Teenagers, experts and studies say, judge themselves on the often fabricated, idealistic images displayed of their peers on the site.
If they fail to live up to those standards, the result could be a serious distortion of self-image.
Many teenagers have begun to take on something of an Internet persona: a carefully sculpted image of themselves that is often unrealistic and cannot be replicated in the halls at school, said Mina Tsay-Vogel, an assistant professor of communications at Boston University.
"With Facebook, we tend to put much more positively biased information out there," Tsay-Vogel said. "In terms of what we put for photos, we put more attractive photos. We overestimate ourselves."
There's little doubt that social media plays a central role in the lives of today's teenagers.
According to the Pew Research Center's American Life Project, 95 percent of those between the ages of 12 and 17 are online, and 80 percent use social networking sites such as Facebook.
And, that can be damaging.
According to a Pew Internet and Elon University survey, Facebook use among teens and young adults "predicted a thirst for instant gratification and quick fixes, a loss of patience, and a lack of deep-thinking ability due to what one referred as 'fast-twitch wiring.'"
One study by Dutch professor Paul A. Kirschner found academic performance declines with Facebook use.
"(Facebook) users (are) reporting both a lower mean (grade-point average) and spending fewer hours per week studying on average than (Facebook) nonusers, though the amount of total time spent on the Internet did not differ between the groups," he wrote in his study.
Feehan student Morgan said she puts a lot of time and thought into what she posts on Facebook.
She carefully picks which pictures of herself are seen or "tagged."
"There was this one profile picture where I was wearing hipster glasses because I knew I'd get a ton of likes because it was a fad," she said. "I did get a ton of likes on it. And that was kind of cool, to get so many likes."
Morgan also puts time and effort into comments she posts.

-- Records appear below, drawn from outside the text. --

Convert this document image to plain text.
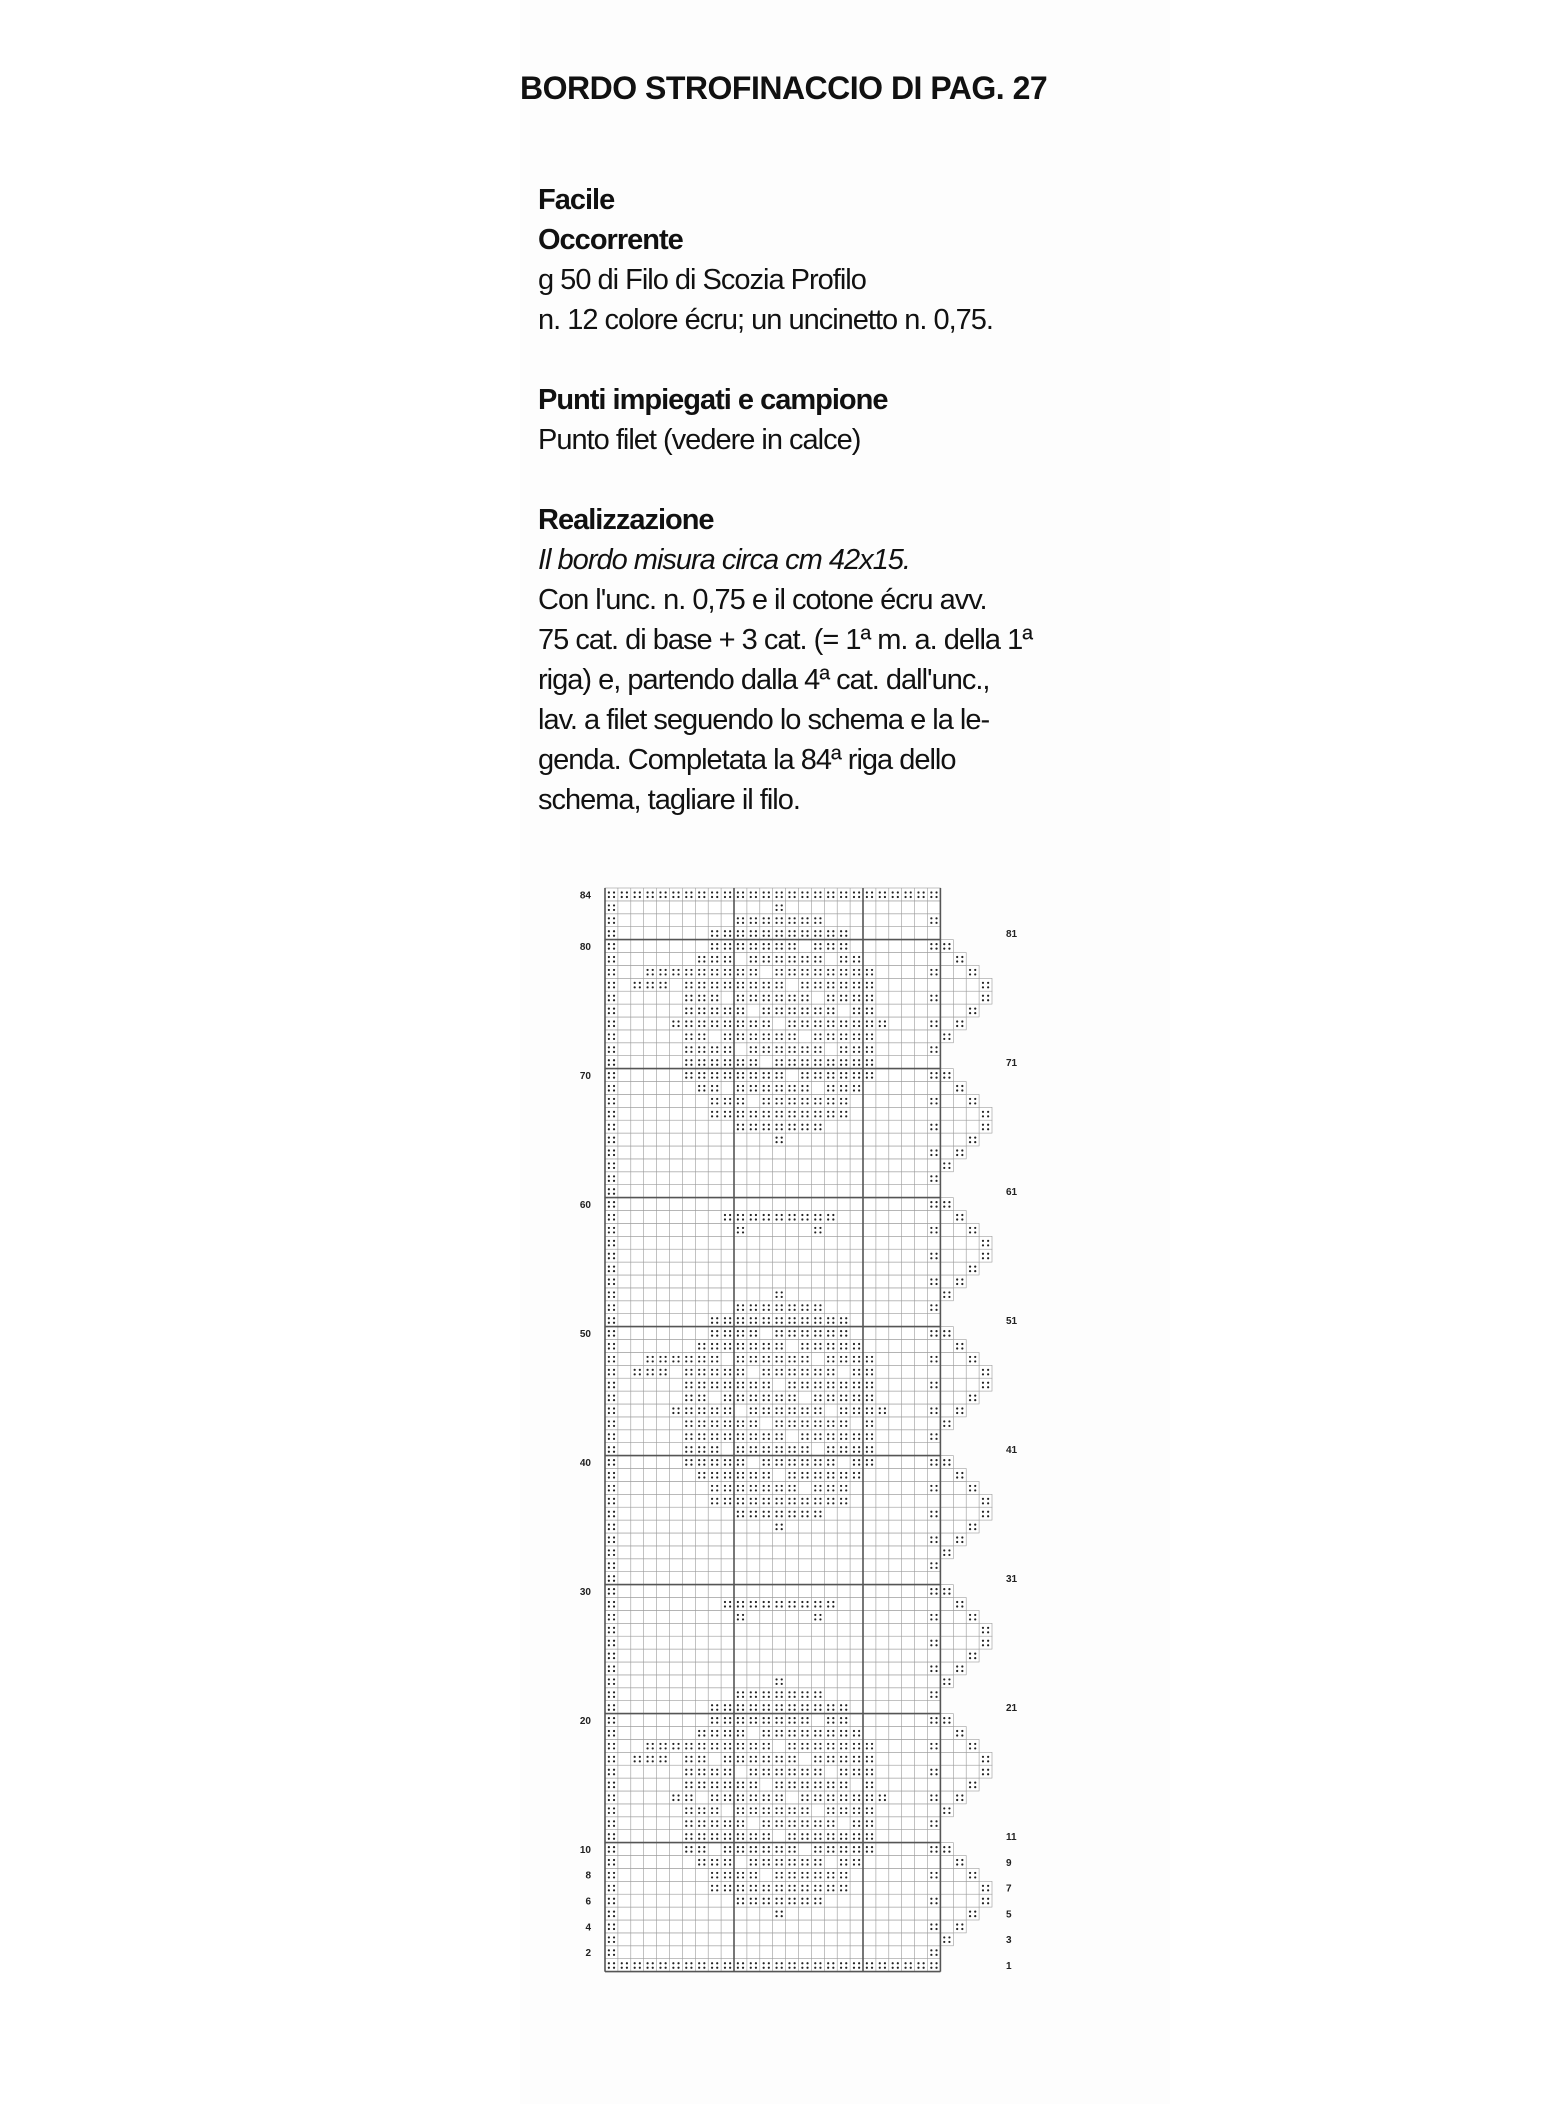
BORDO STROFINACCIO DI PAG. 27
Facile
Occorrente
g 50 di Filo di Scozia Profilo
n. 12 colore écru; un uncinetto n. 0,75.
Punti impiegati e campione
Punto filet (vedere in calce)
Realizzazione
Il bordo misura circa cm 42x15.
Con l'unc. n. 0,75 e il cotone écru avv.
75 cat. di base + 3 cat. (= 1ª m. a. della 1ª
riga) e, partendo dalla 4ª cat. dall'unc.,
lav. a filet seguendo lo schema e la le-
genda. Completata la 84ª riga dello
schema, tagliare il filo.
84
80
70
60
50
40
30
20
10
8
6
4
2
81
71
61
51
41
31
21
11
9
7
5
3
1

"Oh my God," she said. "I've used, like dictionaries and thesauruses to make my comments sound witty."
Teenagers are also choosy about which aspects of their daily life they present on Facebook.
They make a point of posting pictures and statuses that flood their pages every time they go to a party or out with friends. Yet, hardly ever would these same teens admit to a night spent at home.
"I feel like you have pressure to go out more. Like, you go onto Facebook and you have all of these pictures of really cool lives, and you want to show that you have a similar lifestyle on your own site," said Bishop Feehan student Abby Waldron, 17, of Franklin. "It feeds into a vicious cycle of competition."
She's hardly alone.
"If someone posts a really pretty profile picture and there's 100 likes in one day, and then you look at your own and it has no likes, it's like 'This must be an ugly picture', and you feel like you need to do better," said Bishop Feehan student Kaylee Ellis, 16, of Wrentham. "And, the same thing with statuses. If yours doesn't have enough comments, and you look at other people's who have a lot, it makes you feel lower than them, and alone."
The Berkman Center at Harvard University studied this trend earlier this year.
"The phenomenon of presenting ideal 'possible selves' to an online audience has been documented in social network sites," the center said in a report " People did tend to strategically emphasize positive aspects and craft a socially appealing profile People construct strategic identities with the audience in mind, emphasizing qualities considered high-status within that community and de-emphasizing attributes that are not characteristic of their environment."